30 liebevoll geschmückte Gefährte vom Rasentraktor über das Senioren-E-Mobil bis zum Lanz Bulldog oder Deutz mit Anhänger voller winkender Passagiere nahmen zum Beispiel am traditionellen Traktorenumzug durchs Dorf teil. Er begann in diesem Jahr wieder um 13 Uhr, nachdem man 2015 einen früheren Start versucht hatte. Dies habe vor allem Familien mit Kindern ferngehalten, erklärte Andreas Hauptmann. Der Ortsvorsteher ist auch Vorsitzender vom Bürgerverein, der mit Feuerwehr und den Freunden alter Landtechnik die Fäden zieht.
Eine ganze Reihe der rund 15 Landtechnik-Freunde um Andreas Thürling hatte bereits am Morgen am Schaupflügen teilgenommen. "Die Jungs waren richtig heiß. Die hätten am liebsten gleich noch auf dem Nachbarfeld weitergemacht", bescheinigten Zuschauer.
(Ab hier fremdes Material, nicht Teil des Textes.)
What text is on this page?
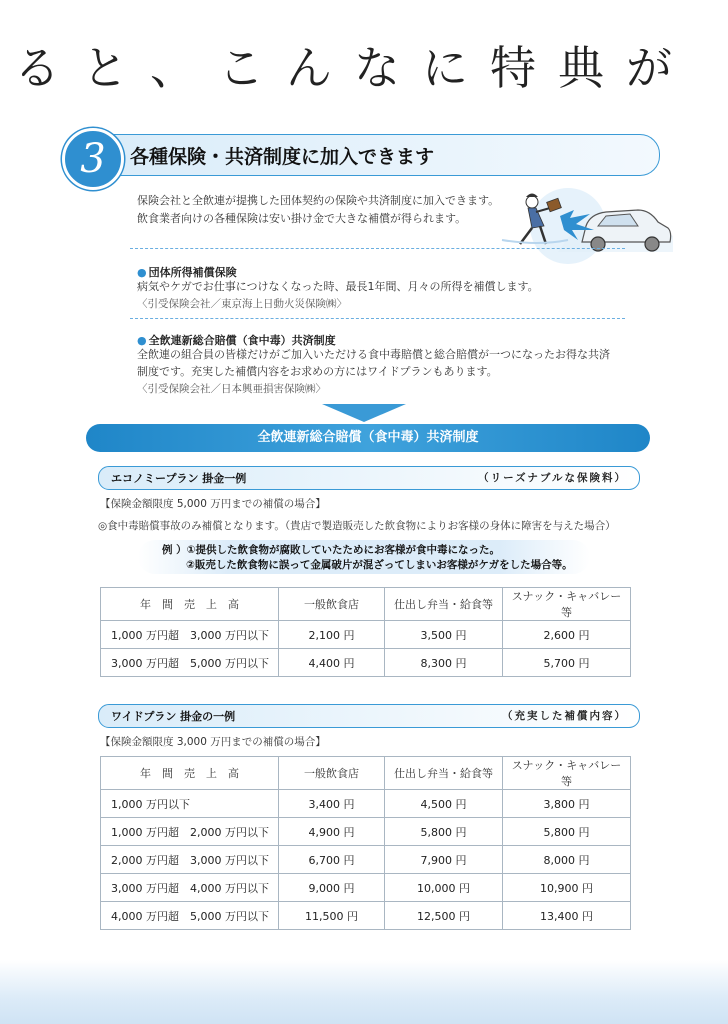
ると、こんなに特典が
3	各種保険・共済制度に加入できます
保険会社と全飲連が提携した団体契約の保険や共済制度に加入できます。
飲食業者向けの各種保険は安い掛け金で大きな補償が得られます。
● 団体所得補償保険
病気やケガでお仕事につけなくなった時、最長1年間、月々の所得を補償します。
〈引受保険会社／東京海上日動火災保険㈱〉
● 全飲連新総合賠償（食中毒）共済制度
全飲連の組合員の皆様だけがご加入いただける食中毒賠償と総合賠償が一つになったお得な共済
制度です。充実した補償内容をお求めの方にはワイドプランもあります。
〈引受保険会社／日本興亜損害保険㈱〉
全飲連新総合賠償（食中毒）共済制度
エコノミープラン 掛金一例	（リーズナブルな保険料）
【保険金額限度 5,000 万円までの補償の場合】
◎食中毒賠償事故のみ補償となります。（貴店で製造販売した飲食物によりお客様の身体に障害を与えた場合）
例 ）①提供した飲食物が腐敗していたためにお客様が食中毒になった。
②販売した飲食物に誤って金属破片が混ざってしまいお客様がケガをした場合等。
年　間　売　上　高	一般飲食店	仕出し弁当・給食等	スナック・キャバレー等
1,000 万円超　3,000 万円以下	2,100 円	3,500 円	2,600 円
3,000 万円超　5,000 万円以下	4,400 円	8,300 円	5,700 円
ワイドプラン 掛金の一例	（充実した補償内容）
【保険金額限度 3,000 万円までの補償の場合】
年　間　売　上　高	一般飲食店	仕出し弁当・給食等	スナック・キャバレー等
1,000 万円以下	3,400 円	4,500 円	3,800 円
1,000 万円超　2,000 万円以下	4,900 円	5,800 円	5,800 円
2,000 万円超　3,000 万円以下	6,700 円	7,900 円	8,000 円
3,000 万円超　4,000 万円以下	9,000 円	10,000 円	10,900 円
4,000 万円超　5,000 万円以下	11,500 円	12,500 円	13,400 円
Und dass zwischenzeitlich eine Zugmaschine ausstieg, bereitete ihnen nur wenig Kopfzerbrechen. Zum Umzug rollte sie wieder. "Dieselfilter verstopft. Kann passieren, wenn sie eine Weile richtig unter Last laufen wie beim Pflügen", erklärte Thürling. Im nächsten Jahr werde es das Pflügen in Garzin nicht geben, da wolle die Truppe in Rehfelde teilnehmen, kündigte der 25-Jährige an. In zwei Jahren stehe dann der eigene Ort wieder auf dem Plan. Vielleicht aber zu einem gesonderten Termin.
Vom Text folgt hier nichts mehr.